Nun hat sich die Firma hinter der Impfstudie endlich doch geäußert. die ersten Ergebnisse sind veröffentlicht, von “guter Immunantwort” und “Immunaktivität” ist die Rede. es ist seltsam wenn man plötzlich aus der Zeitung, bzw. dem Internet erfährt, dass man möglicherweise nun doch mit Superkräften ausgestattet ist. Tat ich der Sache doch unrecht mit meinem Geunke und meinem Hadern? – So oder so. ich bleibe dabei: man sollte nicht aus der Not heraus zu schnell zu hyperaktiv Dinge tun. selbst die Aussicht auf “Immunaktivität”, oder gar Immun-Hyperakitivität ist es nicht wert. finde ich. dennoch… heimliche Freude. Werde ich nie gefähreden, darf ich unbesorgt Care taken bei meinen Eltern? – wieder einmal bin ich egoistisch und denke zuerst an mich und meine Familie und an das Labor in mir. Eine “Ego-Shooter” Mission war und ist es dennoch nicht. ich hab nur das Gefühl, es ist da einzig Effektive, das ich momentan zu bieten hab und eine Verbindung zur Welt darstellt.

1. Juli

… Und natürlich das probeweise Weiter-Probieren auf dem Theater oder Ersatz-Theater. – aber wenn schon wieder TROTZ KSB-FÖRDERUNG! dieses Schlagtot-Argument “man weiß ja nicht wie es wird” kommt. GRRRRRRRRRRRRRRR. ich habs satt. Vielleicht kommt Corona. vielleicht nicht. auf der wievielten Welle. JETZT zeigt sich, ob man Nägel mit Köpfen macht. (andererseits – was will ich mit Nägeln mit Köpfen?). Der umständliche Beruf Theater ist nochmals umständlicher geworden in dieser Zeit. ja, weil die Bühnen gesperrt sind, schon klar. weil die Umstände Abstand und Lockdown verlangen. So ist es jetzt halt. Aber das daraus resultierende Herumgeeier, das sollte man vielleicht überwinden und jede Möglichkeit ergreifen sie sich bietet. Überraschenderweise habe ich eine solche zu bieten. Und wenn das wieder nicht genug ist… – Gestern lange am Senatsantrag gesessen und heute Augstein. Ich weigere mich nicht zu funktionieren.

2. Juli abends

Über den Anträgen den termin bei der Impfstudie völlig vergessen!
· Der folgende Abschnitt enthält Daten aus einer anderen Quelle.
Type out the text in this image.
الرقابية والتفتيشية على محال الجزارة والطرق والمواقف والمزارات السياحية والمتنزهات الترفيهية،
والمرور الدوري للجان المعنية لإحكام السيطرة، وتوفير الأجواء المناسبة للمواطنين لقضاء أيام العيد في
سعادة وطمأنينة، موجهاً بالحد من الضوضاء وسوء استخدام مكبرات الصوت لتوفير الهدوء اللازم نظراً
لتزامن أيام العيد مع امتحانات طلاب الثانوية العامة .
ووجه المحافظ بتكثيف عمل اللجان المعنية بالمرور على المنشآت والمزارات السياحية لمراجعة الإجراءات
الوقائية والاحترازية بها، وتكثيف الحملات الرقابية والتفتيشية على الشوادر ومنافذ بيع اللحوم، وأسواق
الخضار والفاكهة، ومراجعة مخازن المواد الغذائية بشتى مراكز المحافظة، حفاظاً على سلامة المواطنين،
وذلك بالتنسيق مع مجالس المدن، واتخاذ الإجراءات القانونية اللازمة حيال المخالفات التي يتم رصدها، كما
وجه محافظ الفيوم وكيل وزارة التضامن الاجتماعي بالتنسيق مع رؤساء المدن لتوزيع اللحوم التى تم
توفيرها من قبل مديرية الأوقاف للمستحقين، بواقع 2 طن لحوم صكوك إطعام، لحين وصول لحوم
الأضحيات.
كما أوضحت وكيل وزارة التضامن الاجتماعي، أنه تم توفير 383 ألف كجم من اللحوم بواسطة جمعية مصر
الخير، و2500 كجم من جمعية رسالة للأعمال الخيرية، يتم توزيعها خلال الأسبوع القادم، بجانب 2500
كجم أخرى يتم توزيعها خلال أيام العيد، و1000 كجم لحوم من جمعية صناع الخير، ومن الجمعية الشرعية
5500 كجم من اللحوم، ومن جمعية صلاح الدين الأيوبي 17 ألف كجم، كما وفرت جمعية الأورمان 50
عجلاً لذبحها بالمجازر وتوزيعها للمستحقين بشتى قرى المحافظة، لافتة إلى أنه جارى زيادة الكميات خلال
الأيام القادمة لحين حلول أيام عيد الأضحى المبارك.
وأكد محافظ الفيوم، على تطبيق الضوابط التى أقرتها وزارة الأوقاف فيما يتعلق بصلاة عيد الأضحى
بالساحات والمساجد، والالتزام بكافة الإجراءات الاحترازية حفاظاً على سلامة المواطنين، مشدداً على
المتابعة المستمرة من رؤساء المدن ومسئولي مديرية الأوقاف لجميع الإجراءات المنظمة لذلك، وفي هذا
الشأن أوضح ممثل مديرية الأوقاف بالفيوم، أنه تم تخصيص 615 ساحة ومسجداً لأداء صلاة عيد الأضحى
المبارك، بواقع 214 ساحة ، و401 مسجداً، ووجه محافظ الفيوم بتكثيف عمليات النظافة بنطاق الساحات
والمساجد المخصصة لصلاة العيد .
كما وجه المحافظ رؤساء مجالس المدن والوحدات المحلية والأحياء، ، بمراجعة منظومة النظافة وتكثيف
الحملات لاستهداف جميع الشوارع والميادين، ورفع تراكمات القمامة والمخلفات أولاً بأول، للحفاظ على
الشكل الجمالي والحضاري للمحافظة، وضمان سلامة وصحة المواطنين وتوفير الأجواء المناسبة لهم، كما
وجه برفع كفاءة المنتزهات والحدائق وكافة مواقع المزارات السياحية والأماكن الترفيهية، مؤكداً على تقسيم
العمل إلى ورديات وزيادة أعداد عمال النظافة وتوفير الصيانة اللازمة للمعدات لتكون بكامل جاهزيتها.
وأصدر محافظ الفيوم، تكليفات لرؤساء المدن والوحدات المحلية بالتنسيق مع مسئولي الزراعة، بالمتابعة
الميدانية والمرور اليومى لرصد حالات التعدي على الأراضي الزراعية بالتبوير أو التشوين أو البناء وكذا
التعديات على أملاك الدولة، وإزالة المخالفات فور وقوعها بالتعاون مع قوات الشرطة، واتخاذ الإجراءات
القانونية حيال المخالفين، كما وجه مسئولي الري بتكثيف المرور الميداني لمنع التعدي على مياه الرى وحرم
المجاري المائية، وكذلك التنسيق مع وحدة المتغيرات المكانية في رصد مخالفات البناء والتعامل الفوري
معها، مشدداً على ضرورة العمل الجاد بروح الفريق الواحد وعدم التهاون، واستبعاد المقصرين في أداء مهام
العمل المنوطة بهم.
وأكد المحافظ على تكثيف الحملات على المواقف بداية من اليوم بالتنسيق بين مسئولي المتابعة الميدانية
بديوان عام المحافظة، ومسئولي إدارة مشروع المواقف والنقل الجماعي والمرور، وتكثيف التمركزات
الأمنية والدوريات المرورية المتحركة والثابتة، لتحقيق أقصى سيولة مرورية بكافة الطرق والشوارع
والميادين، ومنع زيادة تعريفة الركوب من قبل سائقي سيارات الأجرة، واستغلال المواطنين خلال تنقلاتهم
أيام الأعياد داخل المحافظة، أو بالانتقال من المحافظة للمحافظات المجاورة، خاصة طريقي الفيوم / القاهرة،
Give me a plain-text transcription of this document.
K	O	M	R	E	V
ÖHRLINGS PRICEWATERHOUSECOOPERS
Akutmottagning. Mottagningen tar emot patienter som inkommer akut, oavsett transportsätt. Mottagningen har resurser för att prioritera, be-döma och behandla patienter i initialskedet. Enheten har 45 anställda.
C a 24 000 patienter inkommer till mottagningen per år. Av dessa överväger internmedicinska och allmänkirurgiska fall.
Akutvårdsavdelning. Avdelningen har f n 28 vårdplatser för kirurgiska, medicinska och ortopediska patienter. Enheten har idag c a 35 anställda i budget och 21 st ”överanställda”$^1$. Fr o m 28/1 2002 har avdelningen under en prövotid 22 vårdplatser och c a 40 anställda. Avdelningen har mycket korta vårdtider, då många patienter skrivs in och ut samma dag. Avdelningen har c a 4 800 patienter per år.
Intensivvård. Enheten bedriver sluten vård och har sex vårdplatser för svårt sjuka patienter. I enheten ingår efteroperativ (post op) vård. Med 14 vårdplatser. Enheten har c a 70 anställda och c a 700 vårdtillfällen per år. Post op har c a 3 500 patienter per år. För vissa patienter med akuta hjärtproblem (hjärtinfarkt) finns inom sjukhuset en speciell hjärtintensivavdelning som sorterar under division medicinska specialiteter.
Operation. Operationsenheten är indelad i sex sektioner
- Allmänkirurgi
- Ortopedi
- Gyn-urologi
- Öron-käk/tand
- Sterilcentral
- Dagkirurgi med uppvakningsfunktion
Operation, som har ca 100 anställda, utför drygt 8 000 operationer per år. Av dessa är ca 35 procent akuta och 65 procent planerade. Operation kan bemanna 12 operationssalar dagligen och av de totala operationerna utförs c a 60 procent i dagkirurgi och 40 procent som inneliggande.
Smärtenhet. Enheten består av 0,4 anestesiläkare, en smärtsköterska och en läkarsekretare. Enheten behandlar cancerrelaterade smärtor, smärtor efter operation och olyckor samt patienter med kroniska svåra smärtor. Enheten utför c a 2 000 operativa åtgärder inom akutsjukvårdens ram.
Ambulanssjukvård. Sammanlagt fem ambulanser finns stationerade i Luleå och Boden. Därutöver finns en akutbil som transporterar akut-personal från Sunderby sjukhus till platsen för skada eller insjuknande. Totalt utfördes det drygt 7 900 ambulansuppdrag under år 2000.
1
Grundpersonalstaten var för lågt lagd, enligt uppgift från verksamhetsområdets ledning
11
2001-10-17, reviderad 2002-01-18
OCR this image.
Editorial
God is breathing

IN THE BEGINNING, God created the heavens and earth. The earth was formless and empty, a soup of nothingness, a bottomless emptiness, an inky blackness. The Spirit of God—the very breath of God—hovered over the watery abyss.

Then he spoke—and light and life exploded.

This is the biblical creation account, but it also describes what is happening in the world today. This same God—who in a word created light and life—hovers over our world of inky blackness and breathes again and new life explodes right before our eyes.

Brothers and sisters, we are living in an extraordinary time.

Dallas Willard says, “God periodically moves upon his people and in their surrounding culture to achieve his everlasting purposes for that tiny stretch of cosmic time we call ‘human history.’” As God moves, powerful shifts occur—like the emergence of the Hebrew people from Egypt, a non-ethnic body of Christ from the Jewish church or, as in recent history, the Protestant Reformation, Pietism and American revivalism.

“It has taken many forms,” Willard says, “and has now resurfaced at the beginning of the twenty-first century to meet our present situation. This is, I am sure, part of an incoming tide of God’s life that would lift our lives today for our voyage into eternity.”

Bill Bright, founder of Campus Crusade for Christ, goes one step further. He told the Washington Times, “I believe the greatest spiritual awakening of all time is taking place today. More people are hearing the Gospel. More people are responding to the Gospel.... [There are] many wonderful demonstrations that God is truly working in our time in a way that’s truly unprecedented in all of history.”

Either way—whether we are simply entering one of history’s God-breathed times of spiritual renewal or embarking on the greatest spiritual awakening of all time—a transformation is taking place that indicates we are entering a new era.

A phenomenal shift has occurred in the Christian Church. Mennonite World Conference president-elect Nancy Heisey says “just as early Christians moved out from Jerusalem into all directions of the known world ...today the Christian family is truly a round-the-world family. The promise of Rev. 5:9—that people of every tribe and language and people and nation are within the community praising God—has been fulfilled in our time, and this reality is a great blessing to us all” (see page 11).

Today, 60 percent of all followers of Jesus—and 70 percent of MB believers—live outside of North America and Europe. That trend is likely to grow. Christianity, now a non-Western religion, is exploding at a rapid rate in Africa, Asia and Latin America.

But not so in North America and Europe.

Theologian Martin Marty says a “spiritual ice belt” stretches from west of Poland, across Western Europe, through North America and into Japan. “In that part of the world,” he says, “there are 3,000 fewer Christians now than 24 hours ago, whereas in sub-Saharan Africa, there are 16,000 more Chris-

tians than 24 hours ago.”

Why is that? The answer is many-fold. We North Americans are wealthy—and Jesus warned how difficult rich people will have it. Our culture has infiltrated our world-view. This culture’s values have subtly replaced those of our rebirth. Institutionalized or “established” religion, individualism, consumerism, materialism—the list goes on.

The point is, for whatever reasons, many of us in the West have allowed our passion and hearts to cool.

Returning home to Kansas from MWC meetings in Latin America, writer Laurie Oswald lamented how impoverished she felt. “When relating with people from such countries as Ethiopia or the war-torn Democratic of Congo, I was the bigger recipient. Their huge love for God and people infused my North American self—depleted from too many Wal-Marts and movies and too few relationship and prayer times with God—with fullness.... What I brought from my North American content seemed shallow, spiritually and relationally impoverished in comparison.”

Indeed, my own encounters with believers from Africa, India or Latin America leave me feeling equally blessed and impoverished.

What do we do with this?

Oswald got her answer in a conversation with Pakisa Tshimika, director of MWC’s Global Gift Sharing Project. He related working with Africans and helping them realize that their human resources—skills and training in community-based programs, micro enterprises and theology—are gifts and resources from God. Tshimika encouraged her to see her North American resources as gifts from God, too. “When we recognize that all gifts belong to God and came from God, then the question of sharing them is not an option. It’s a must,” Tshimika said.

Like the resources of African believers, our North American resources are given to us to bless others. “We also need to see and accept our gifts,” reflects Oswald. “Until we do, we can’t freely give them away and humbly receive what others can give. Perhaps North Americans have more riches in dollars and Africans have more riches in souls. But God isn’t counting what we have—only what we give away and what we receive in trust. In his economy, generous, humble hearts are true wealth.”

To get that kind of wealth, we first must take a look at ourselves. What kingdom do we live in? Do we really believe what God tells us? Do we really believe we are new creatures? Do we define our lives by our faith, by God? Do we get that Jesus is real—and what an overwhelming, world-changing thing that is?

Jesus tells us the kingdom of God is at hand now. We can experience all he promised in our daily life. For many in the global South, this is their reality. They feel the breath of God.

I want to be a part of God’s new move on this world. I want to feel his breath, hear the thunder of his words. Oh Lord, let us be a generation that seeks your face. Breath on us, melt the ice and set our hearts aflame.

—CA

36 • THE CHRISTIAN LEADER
Mist. es sei okay, sagt man, das könne passieren. NUn bin ich heute hin statt gestern. noch okay. Man ist nett. ich bin allerings doch wohl eine schlechte Probandin. schreibe darüber in der TAZ, rede Mist auf Pro7 (da können sie sich aber freuen, dass die Redaktion so harmloses Blabla rausgesucht hat) und: ich find mein Tagebuch nicht mehr! das hochoffizielle Tabellen-Ding, das nicht mal Platz bietet für eine halbe Zeile, ein “Event” zu erklären (falls was ist). habe auch nicht zu schreiben gehabt. aber abgeben muss man doch. der Computer denkt sonst ich habe nicht zu sagen. habe ich auch nicht. aber er will auch das schwarz auf weiß – oder 1 auf Null sehen. Und als ob das alles noch nicht genug ist, regt sich Frau Sach dann wieder auf weil sie nirgends in Ruhe ihre Salami-Semmel schmieren kann. Wie kann ich das nur vermitteln? anstatt mich zu freuen dass ich eventuell immun gegen Husten bin, und erleichtert zu sein, dass heute das Blut sofort floß ohne Probleme und zu viel Gepiekse und gestochere. regt sie sich immer wieder auf, dass ihr nur ein unverzehrbarer Brotbeutel in die Hand gedrückt wird. ich bleibe aber dabei: das Kaninchen will gefüttert werden, wenn es durch den richtigen Gang gekrochen ist, damit es sich wieder wie ein Mensch fühlt.